Я забыл все свои прежние девизы, свое место в жизни среди людей, свои принципы, почувствовал себя свободным от всех негласных, но строгих правил, которые я соблюдал с щепетильностью немца, и лег, что называется, в дрейф. Или, точнее сказать, был втянут в орбиту небесного тела, гравитационное поле которого было сильнее моего, и включился в очень странный, непонятный, но приятный эксперимент, где я исполнял роль счастливого любовника. Мне иногда даже казалось, что Наварзины бросили вызов всему свету и, решив соединиться браком, доказывали вместе, что семья в наш суетный век не несет никакой цементирующей силы, а скорее является ширмой для прикрытия всевозможных, так сказать, шалостей. Мне было и страшно и радостно; я не испытывал никаких обязательств, не чувствовал никакого долга перед этими людьми, лепетал что-то вместе с ними об искусстве, о науке, о мировых и внутренних событиях, старался не ударить в грязь лицом, напрягая свой интеллект. Все, как правило, соглашались со мной (в этом доме вообще не бывало разногласий), никто не спорил, не возражал, поддерживая во мне уверенность, что я блестяще умен и достоин любви.
А надо сказать вот что! Это была, как я теперь понимаю, оригинальная формула внутренних отношений в доме Наварзиных, коль умен, так будь любим. В доме этом не прощалась только глупость. Во всяком случае, шла подспудная, жестокая борьба с дуростью, с невежеством, и пощады ждать не приходилось никому. Добродушный Наварзин скалил зубы в презрительной усмешке и (уж не помню теперь подходящего примера) расправлялся с простофилей, поражая меня всякий раз бесцеремонностью, с какой он набрасывался на человека, оплошавшего, по его мнению, и показавшего недалекий ум. Человек мог быть гостем или гостьей, это могло быть изображение на экране телевизора или голос в радиоприемнике, это могло быть лишь воспоминание о знакомом человеке — все равно рискованно-резкое замечание или усмешка перечеркивали его, как будто это была муха, залетевшая в окно, которую Наварзин прихлопывал мухобойкой и тут же забывал о ней. Брезгливая мина искажала бесстрастный его взгляд, серые ресницы смыкались на какое-то мгновение в едва заметной дрожи, но это мог уловить только наблюдательный человек.
Это я лишь теперь понимаю, что своей жестокостью с людьми, не угодными ему, он старался как бы нарастить элитарный слой на клубок своей жизни, удобрить эту жизнь, аристократизировать с помощью постороннего интеллекта, считая, видимо, что умному человеку необходимо обособиться, и, если не возвыситься над массой, то хотя бы позволить интеллектуалам некоторую вольность, недоступную прочим, то есть раздвинуть поведенческие рамки, презреть убогую нравственность и брать нектар с любого цветка, дабы показать, что интеллект завоевал себе право на свободную любовь, ибо не в ней истинное наслаждение, а в творчестве. А если так, то какого же лешего распускать нюни там, где нет ничего, кроме питательной среды для восхождения духа к высотам творчества.

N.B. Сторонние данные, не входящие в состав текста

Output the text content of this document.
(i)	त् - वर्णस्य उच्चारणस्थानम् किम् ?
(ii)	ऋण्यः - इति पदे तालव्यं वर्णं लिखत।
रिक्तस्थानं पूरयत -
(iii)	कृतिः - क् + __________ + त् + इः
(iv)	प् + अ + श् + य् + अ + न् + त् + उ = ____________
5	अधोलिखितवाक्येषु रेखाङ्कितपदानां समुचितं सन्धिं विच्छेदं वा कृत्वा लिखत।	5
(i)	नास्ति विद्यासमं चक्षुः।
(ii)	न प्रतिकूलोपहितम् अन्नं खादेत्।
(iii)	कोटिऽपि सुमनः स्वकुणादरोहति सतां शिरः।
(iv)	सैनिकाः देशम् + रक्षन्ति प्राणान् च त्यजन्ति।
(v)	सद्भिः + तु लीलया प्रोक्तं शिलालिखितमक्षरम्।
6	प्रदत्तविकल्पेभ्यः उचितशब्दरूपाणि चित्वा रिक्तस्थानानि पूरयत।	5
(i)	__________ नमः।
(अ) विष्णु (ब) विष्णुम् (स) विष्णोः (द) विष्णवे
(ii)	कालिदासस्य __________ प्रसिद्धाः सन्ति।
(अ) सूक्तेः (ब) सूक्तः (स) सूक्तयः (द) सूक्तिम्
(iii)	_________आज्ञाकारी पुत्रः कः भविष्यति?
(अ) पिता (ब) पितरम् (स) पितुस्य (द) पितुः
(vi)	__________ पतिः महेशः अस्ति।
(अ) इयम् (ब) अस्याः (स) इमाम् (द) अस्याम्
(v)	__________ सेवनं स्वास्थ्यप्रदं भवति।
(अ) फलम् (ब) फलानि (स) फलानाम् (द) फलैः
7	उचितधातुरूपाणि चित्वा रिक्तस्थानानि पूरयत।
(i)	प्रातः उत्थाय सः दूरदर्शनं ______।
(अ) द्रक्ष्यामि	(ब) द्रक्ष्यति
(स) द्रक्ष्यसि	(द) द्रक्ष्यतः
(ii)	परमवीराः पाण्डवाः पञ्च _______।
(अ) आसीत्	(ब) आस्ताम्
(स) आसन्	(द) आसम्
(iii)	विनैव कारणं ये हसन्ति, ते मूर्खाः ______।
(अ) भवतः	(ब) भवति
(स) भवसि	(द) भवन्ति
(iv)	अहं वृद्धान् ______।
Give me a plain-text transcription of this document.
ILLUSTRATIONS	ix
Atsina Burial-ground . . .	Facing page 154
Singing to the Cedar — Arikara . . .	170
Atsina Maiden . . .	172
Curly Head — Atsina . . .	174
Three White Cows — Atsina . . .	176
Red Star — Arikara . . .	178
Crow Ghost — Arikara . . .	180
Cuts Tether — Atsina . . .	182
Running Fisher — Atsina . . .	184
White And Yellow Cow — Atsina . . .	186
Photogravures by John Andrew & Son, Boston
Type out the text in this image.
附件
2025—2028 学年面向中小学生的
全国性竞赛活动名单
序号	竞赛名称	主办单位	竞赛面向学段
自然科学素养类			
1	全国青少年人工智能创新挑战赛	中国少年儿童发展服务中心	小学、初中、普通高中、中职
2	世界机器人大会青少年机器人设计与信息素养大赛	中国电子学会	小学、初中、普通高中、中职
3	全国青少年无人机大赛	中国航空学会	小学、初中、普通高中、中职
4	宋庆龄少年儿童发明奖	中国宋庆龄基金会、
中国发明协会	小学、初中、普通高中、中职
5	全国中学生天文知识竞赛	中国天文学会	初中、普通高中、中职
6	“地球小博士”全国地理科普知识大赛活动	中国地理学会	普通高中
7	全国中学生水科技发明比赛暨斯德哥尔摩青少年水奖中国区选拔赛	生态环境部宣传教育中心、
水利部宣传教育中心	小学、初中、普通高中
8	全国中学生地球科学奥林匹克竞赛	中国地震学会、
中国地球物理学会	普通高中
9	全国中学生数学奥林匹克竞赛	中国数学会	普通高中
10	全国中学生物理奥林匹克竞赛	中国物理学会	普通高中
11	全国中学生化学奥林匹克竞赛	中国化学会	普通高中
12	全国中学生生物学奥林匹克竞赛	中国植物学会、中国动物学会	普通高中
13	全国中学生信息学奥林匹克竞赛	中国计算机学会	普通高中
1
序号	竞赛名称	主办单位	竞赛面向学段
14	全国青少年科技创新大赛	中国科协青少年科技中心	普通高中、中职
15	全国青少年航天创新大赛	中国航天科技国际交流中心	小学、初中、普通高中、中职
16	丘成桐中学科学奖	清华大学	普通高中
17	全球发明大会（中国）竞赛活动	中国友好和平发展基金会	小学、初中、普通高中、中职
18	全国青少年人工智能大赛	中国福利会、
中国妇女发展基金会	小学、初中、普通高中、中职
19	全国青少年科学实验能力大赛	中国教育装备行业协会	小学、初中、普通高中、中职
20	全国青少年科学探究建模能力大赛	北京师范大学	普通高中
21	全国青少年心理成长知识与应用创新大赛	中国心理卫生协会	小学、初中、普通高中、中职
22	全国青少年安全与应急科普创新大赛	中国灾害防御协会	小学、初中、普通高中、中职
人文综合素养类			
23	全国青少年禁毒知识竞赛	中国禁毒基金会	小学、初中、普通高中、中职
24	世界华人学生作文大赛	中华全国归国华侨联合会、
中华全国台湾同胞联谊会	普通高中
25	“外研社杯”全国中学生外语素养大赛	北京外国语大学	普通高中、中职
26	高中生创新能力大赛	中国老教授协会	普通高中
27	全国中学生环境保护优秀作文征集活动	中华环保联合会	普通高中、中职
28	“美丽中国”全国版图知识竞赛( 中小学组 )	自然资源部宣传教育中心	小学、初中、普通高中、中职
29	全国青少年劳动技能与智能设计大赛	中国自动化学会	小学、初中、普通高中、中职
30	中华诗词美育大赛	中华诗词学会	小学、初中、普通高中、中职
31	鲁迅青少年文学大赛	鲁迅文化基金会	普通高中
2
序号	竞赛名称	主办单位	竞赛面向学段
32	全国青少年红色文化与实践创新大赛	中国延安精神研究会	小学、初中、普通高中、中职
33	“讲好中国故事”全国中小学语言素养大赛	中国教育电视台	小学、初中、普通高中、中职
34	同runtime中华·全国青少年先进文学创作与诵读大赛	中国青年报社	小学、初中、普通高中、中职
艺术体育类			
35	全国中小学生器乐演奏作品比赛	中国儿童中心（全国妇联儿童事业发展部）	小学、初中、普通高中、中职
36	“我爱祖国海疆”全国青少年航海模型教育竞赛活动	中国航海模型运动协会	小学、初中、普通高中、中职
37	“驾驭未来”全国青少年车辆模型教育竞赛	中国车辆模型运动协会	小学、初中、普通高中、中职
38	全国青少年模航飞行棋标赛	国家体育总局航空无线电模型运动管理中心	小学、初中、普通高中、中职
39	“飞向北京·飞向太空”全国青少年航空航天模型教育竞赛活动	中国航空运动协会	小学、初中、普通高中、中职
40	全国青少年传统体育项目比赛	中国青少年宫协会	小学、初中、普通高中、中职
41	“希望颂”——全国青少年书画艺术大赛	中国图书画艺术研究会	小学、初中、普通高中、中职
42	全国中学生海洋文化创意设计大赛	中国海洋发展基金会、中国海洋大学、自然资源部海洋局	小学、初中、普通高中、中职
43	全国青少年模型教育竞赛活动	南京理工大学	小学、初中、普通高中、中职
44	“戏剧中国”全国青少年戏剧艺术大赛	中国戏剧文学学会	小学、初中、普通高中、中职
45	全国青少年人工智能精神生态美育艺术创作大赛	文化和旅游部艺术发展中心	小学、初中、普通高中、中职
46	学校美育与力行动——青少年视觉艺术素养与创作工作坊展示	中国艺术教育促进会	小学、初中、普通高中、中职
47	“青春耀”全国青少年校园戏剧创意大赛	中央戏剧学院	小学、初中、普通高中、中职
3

Не знаю, верны ли мои запоздалые размышления, а они не что иное, как догадка, но, признаться, меня и раньше беспокоили эти постоянные шпильки, брезгливые замечания, хладнокровное отрицание многого из того, что для меня было если не свято, то уж, во всяком случае, заповедно. Хотя, впрочем, частенько он бил, конечно, в точку, некоторые, так сказать, вольности с его стороны имели право быть. Как сейчас слышу резкий, глуховатый голос Наварзина: «Не говорите, пожалуйста, плоскости». Но и в самом деле — как не возмутиться, если при тебе какой-нибудь с виду нормальный человек скажет, например, с экрана телевизора: «Пункты массового потребления продуктов питания» вместо того, чтобы сказать «столовые» или, смотря по тому, что он имел там в виду, «магазины».
Приятно ли, когда в твою комнату вламывается экранный краснобай и говорит, например: «Полны решимости выполнить решения». Ведь тут и думать не приходится! Ну почему бы не сказать: «Постараемся выполнить решения», — скромно, точно да и по-русски к тому же.
Но не только это пустозвонство бесило спокойного с виду Наварзина, который, будучи добродушным человеком, всякое проявление неуверенности или застенчивости, всякий намек на скромность тоже готов был высмеять, фыркнуть с презрением в лицо, вычеркнуть негодного из сознания, из памяти и как бы из жизни вообще.
Я противоречу себе. И делаю это невольно. Я не могу избавиться от естественного чувства неприязни к человеку, который, если хладнокровно рассуждать, родился, наверное, слюнтяем и фригидным малым, не наделенным от природы даром любить, ревновать, вообще увлекаться, то есть забывать о себе во имя другого человека. Ах господи! Что я говорю? Кто во мне говорит это, какой подлец?!